In terms of visual aesthetics, bold black-on-white markings from zero to sixty encircle the perimeter of the stark white dial, making seconds a priority at the expense of hour markers. The unique, skeletonized hands make reading the time easy and provide a (mostly) unobstructed view of the stopwatch function. While the righthand subdial is a ticking small seconds function, the left one tracks elapsed time, with minutes and hours in the same counter, not unlike a small clock. Assuming you’re not farsighted, this increases ease of reading.
Finally there is the question of the Corsa’s battery-powered movement. Purists would argue that a faithful wrist-going homage to a vintage stopwatch should be fitted with a mechanical movement, and we’ll admit a twinge of disappointment when we clicked to start the chronograph and saw the sweep hand hesitate before tick-ticking its way around the dial. That being said, the Ronda movement is a good motor, used for years by other brands like TAG Heuer and Tissot in their own chronos. Reliability, precision, affordability and ease of ownership make a quartz movement a logical choice for CT Scuderia’s entry level piece. If you want stopwatch looks with a true springs-and-gears engine, CT Scuderia offers higher-end models, though we still prefer the no-holds-barred styling and color of the basic Corsa.

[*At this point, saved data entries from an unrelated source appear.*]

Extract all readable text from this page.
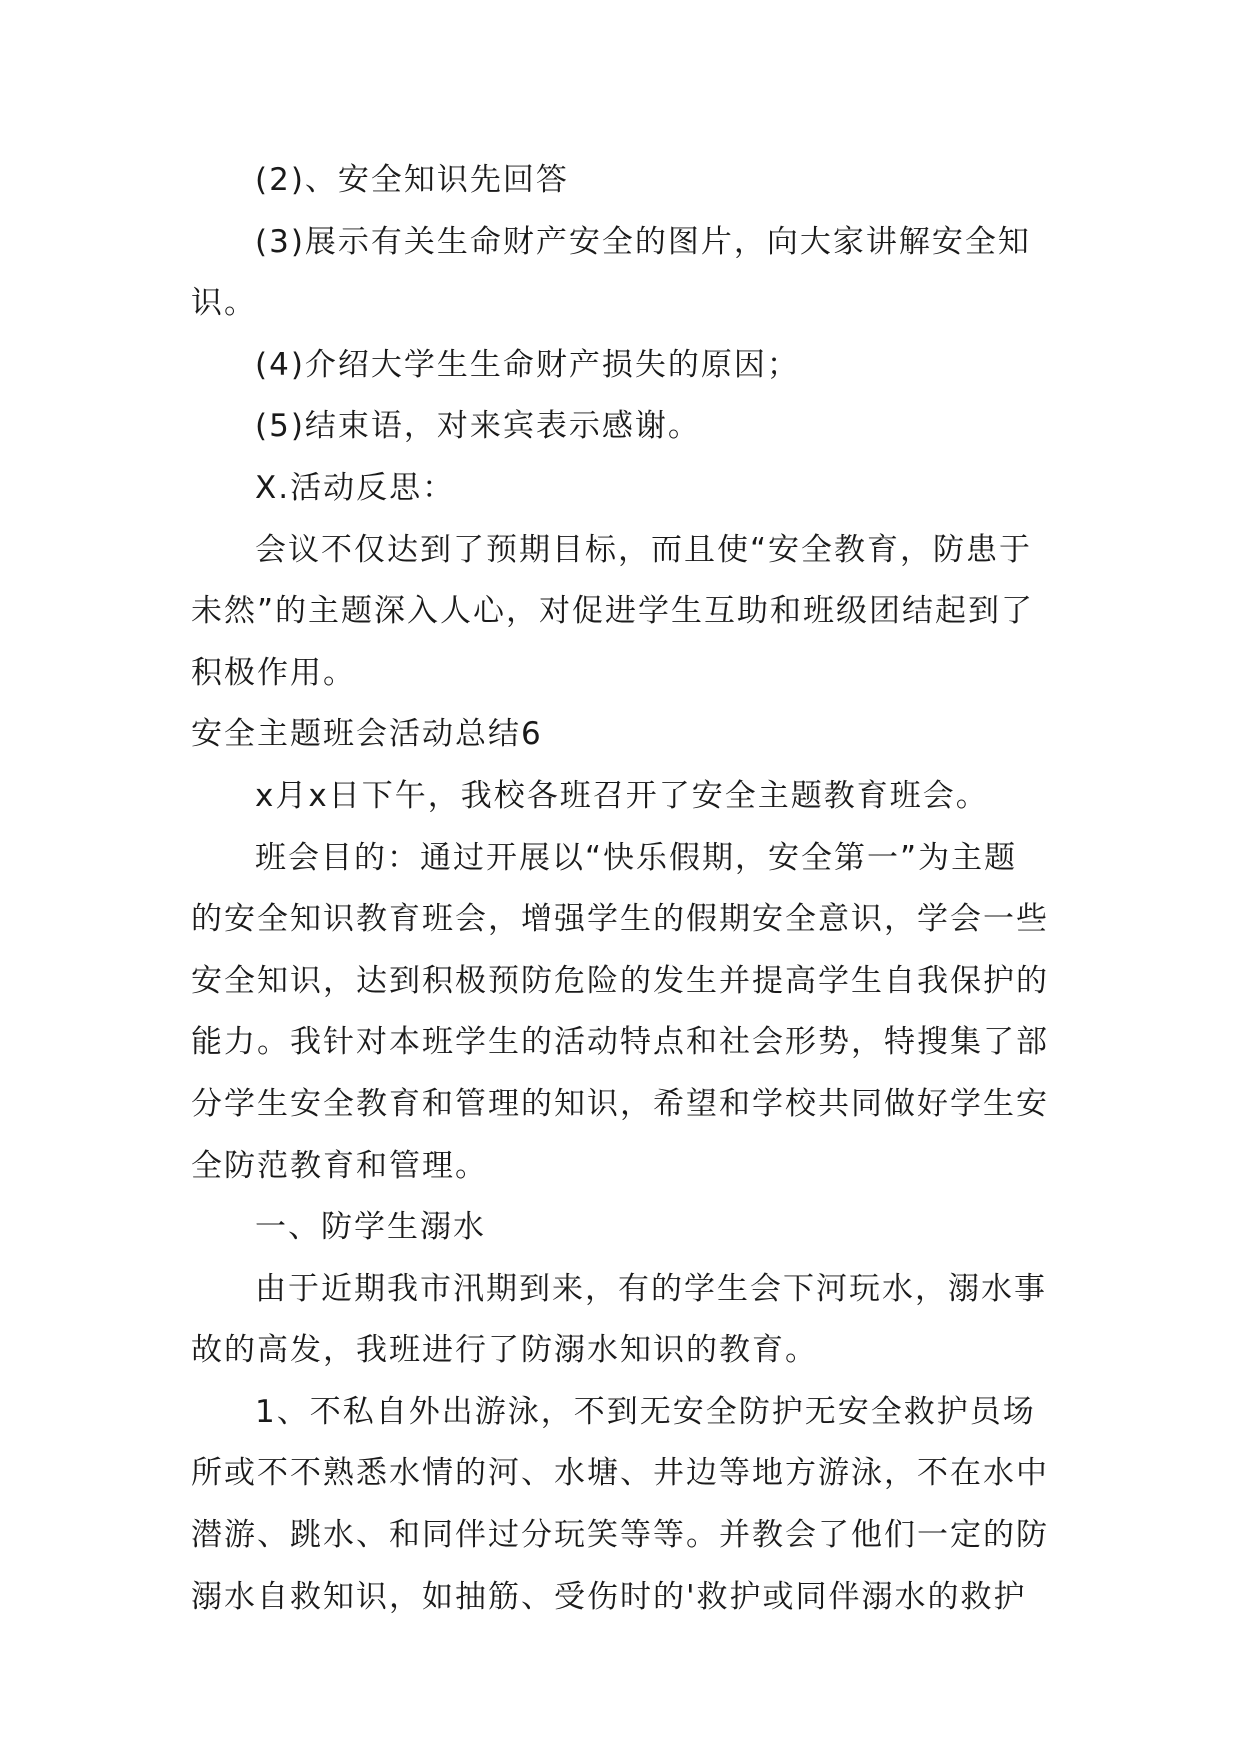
(2)、安全知识先回答
(3)展示有关生命财产安全的图片，向大家讲解安全知
识。
(4)介绍大学生生命财产损失的原因；
(5)结束语，对来宾表示感谢。
X.活动反思：
会议不仅达到了预期目标，而且使“安全教育，防患于
未然”的主题深入人心，对促进学生互助和班级团结起到了
积极作用。
安全主题班会活动总结6
x月x日下午，我校各班召开了安全主题教育班会。
班会目的：通过开展以“快乐假期，安全第一”为主题
的安全知识教育班会，增强学生的假期安全意识，学会一些
安全知识，达到积极预防危险的发生并提高学生自我保护的
能力。我针对本班学生的活动特点和社会形势，特搜集了部
分学生安全教育和管理的知识，希望和学校共同做好学生安
全防范教育和管理。
一、防学生溺水
由于近期我市汛期到来，有的学生会下河玩水，溺水事
故的高发，我班进行了防溺水知识的教育。
1、不私自外出游泳，不到无安全防护无安全救护员场
所或不不熟悉水情的河、水塘、井边等地方游泳，不在水中
潜游、跳水、和同伴过分玩笑等等。并教会了他们一定的防
溺水自救知识，如抽筋、受伤时的'救护或同伴溺水的救护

The CT Scuderia Corsa is not an everyday watch. It may not even be a weekend watch. It’s definitely the only wristwatch that we’d rather hold in our hand than wear on our wrist. It’s a timepiece for those who like the functional design of instruments and the tactile pleasure of heavy steel and clicking buttons. It’s the kind of object you might keep on your desk next to your Tivoli radio and Rotring mechanical pencil. You might even wear it around your neck from time to time and track the washer’s spin cycle. Go ahead — we won’t tell anyone.
METHODOLOGY: We wore the Corsa for one week, both on the wrist and around the neck, timing just about everything.